Kidney disease now kills 1.5 million yearly, quietly reshaping global health crisis

Kidney disease now kills 1.5 million yearly, quietly reshaping global health crisis

Chronic kidney disease has become one of the deadliest health conditions on the planet, with the number of people affected more than doubling over three decades and the disease now ranking among the top 10 causes of death worldwide.

A major 2025 analysis found that 788 million people globally were living with reduced kidney function by 2023, up from 378 million in 1990. The disease claimed roughly 1.5 million lives in 2023 alone, a death rate that has grown more than 6% since 1993 even after accounting for aging populations across different countries.

The research, led by scientists at NYU Langone Health, the University of Glasgow, and the Institute for Health Metrics and Evaluation, examined published papers and health datasets from 133 countries. The findings appear in The Lancet and represent the most comprehensive global estimate of the disease in nearly a decade.

What makes the condition especially dangerous is its silence. Roughly 14% of adults worldwide now have chronic kidney disease, yet many experience no symptoms in early stages. The disease slowly erodes the kidneys' ability to filter waste and excess fluid from the bloodstream. Advanced cases require dialysis, kidney transplantation, or other intensive interventions.

A silent threat to the heart

Kidney damage extends far beyond the kidneys themselves. Impaired kidney function contributed to about 12% of all cardiovascular deaths globally, making it a major risk factor for heart disease. In terms of disability, chronic kidney disease ranked as the 12th leading cause of reduced quality of life in 2023.

High blood sugar, high blood pressure, and obesity emerged as the largest risk factors driving the disease. Yet many people with chronic kidney disease remain undiagnosed entirely because they are never tested for the condition.

"Chronic kidney disease is underdiagnosed and undertreated," said Morgan Grams, MD, PhD, one of the study's lead authors at NYU Grossman School of Medicine. "Our report underscores the need for more urine testing to catch it early and the need to ensure that patients can afford and access therapy once they are diagnosed."

Josef Coresh, director of NYU Langone's Optimal Aging Institute and another co-senior author, emphasized that early detection and treatment can be transformative. Medications and lifestyle changes can slow disease progression and help patients avoid expensive, intensive treatments later on. Several medications developed in recent years can slow kidney disease and reduce the risk of heart attack, stroke, and heart failure.

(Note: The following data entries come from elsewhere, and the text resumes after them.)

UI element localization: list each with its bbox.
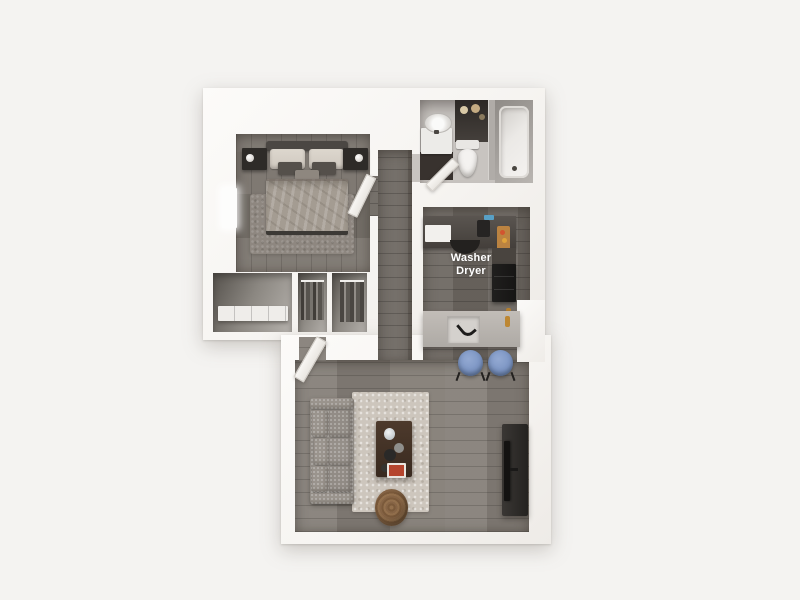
bed-footboard: [266, 231, 348, 235]
lamp-icon: [246, 154, 254, 162]
bed: [266, 141, 348, 235]
kitchen-wall-return: [517, 300, 545, 362]
tub-drain: [512, 166, 517, 171]
washer-label-line: Washer: [441, 252, 501, 265]
bottle: [505, 316, 510, 327]
dishwasher-panel: [425, 225, 451, 242]
duvet: [266, 179, 348, 233]
coffee-table: [376, 421, 412, 477]
basket: [479, 114, 485, 120]
closet-dresser: [218, 306, 288, 321]
sofa-back-cushion: [312, 466, 328, 492]
towel-roll: [471, 104, 480, 113]
sofa-back-cushion: [314, 438, 330, 465]
dryer-label-line: Dryer: [441, 265, 501, 278]
hallway-floor: [378, 150, 412, 362]
bedroom-window: [222, 188, 237, 228]
tv-mount: [510, 468, 518, 471]
nightstand-right: [343, 148, 368, 170]
small-appliance: [484, 215, 494, 220]
lamp-icon: [355, 154, 363, 162]
hanging-clothes: [340, 280, 364, 322]
sink-faucet: [434, 130, 439, 134]
sofa-seat-cushion: [329, 410, 352, 437]
bathroom-door-threshold: [412, 154, 420, 182]
appliance-seam: [494, 289, 514, 290]
washer-dryer-label: Washer Dryer: [441, 252, 501, 278]
bar-stool: [488, 350, 513, 376]
toilet-tank: [456, 140, 479, 149]
towel-roll: [460, 106, 468, 114]
book-stack: [387, 463, 406, 478]
food-item: [502, 238, 507, 243]
sofa: [310, 398, 354, 504]
sofa-seat-cushion: [329, 438, 352, 465]
floorplan: Washer Dryer: [0, 0, 800, 600]
nightstand-left: [242, 148, 267, 170]
bar-stool: [458, 350, 483, 376]
wicker-pouf: [375, 489, 408, 526]
tv-screen: [504, 441, 510, 501]
decor-tray: [394, 443, 404, 453]
sofa-armrest: [310, 493, 354, 504]
coffee-maker: [477, 220, 490, 237]
glass-vase: [384, 428, 395, 440]
food-item: [500, 230, 505, 235]
decor-tray: [384, 449, 396, 461]
sofa-seat-cushion: [329, 466, 352, 492]
hanging-clothes: [301, 280, 324, 320]
sofa-back-cushion: [312, 410, 328, 437]
sofa-armrest: [310, 398, 354, 409]
closet-left: [213, 273, 292, 332]
bathroom-accent-wall: [455, 100, 488, 142]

The challenge is access. In sub-Saharan Africa, Southeast Asia, Latin America, and other low-income regions, relatively few people receive dialysis or kidney transplants. The treatments are often unavailable or unaffordable in those areas, creating a stark global divide in care.

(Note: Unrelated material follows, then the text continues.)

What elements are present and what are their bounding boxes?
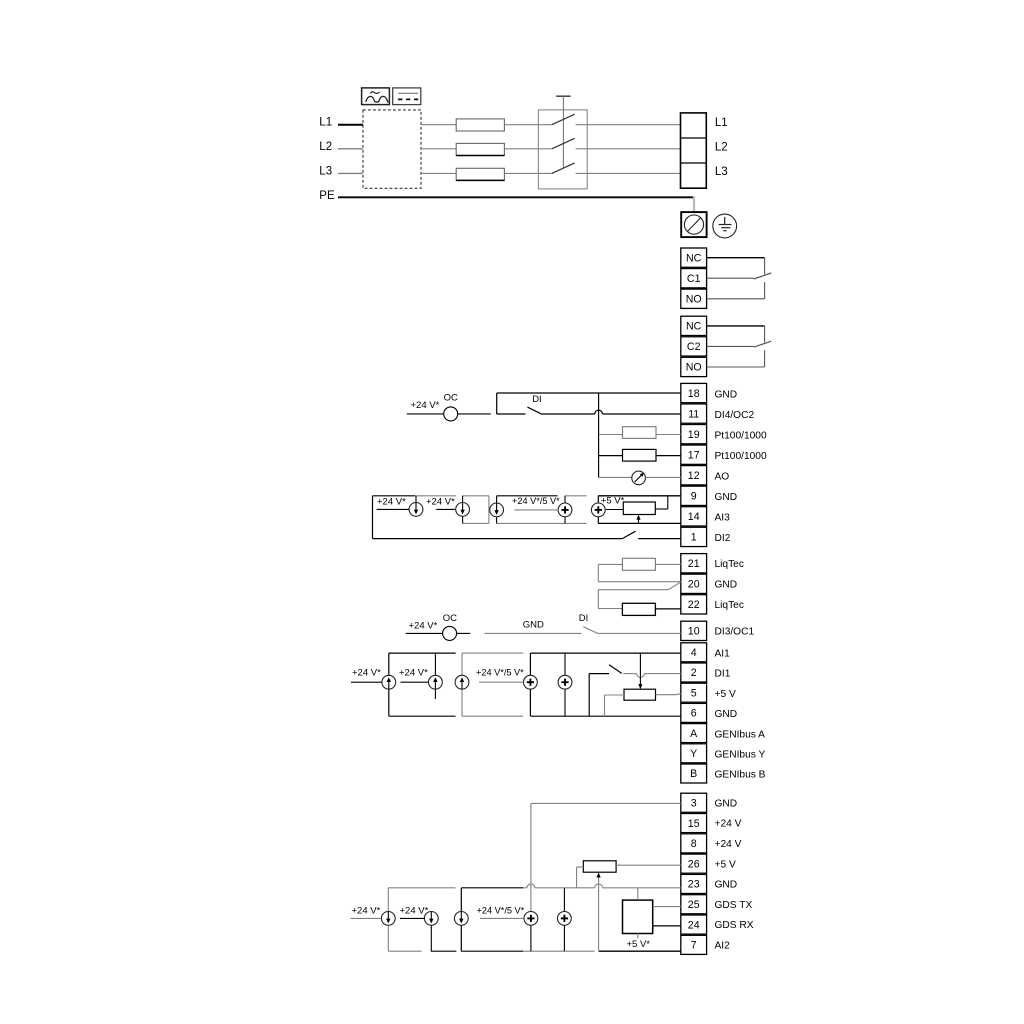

The World Health Organization formally added chronic kidney disease to its agenda for reducing early deaths from noncommunicable diseases by one-third before 2030, signaling growing international recognition of the crisis. Coresh noted that tackling the problem requires clear, current data about how the disease affects populations worldwide.

In 2026, kidney experts have continued raising alarms, projecting that chronic kidney disease deaths could keep rising in the decades ahead even as deaths from stroke and heart disease are expected to fall. Clinical guidance is evolving rapidly, with kidney care organizations updating their treatment recommendations to reflect new evidence on kidney protective therapies including SGLT2 inhibitors and newer drug classes.

The shift reflects a fundamental change in how experts view the disease. Chronic kidney disease is no longer seen primarily as a late-stage condition leading to dialysis. It is increasingly understood as a common, quiet, and dangerous disorder that can be caught earlier, treated sooner, and closely linked to some of the world's biggest killers.

Author Jessica Williams: "The data shows we have both a massive public health problem and a real window to fix it, yet the gap between what we know and what we're doing remains dangerously wide."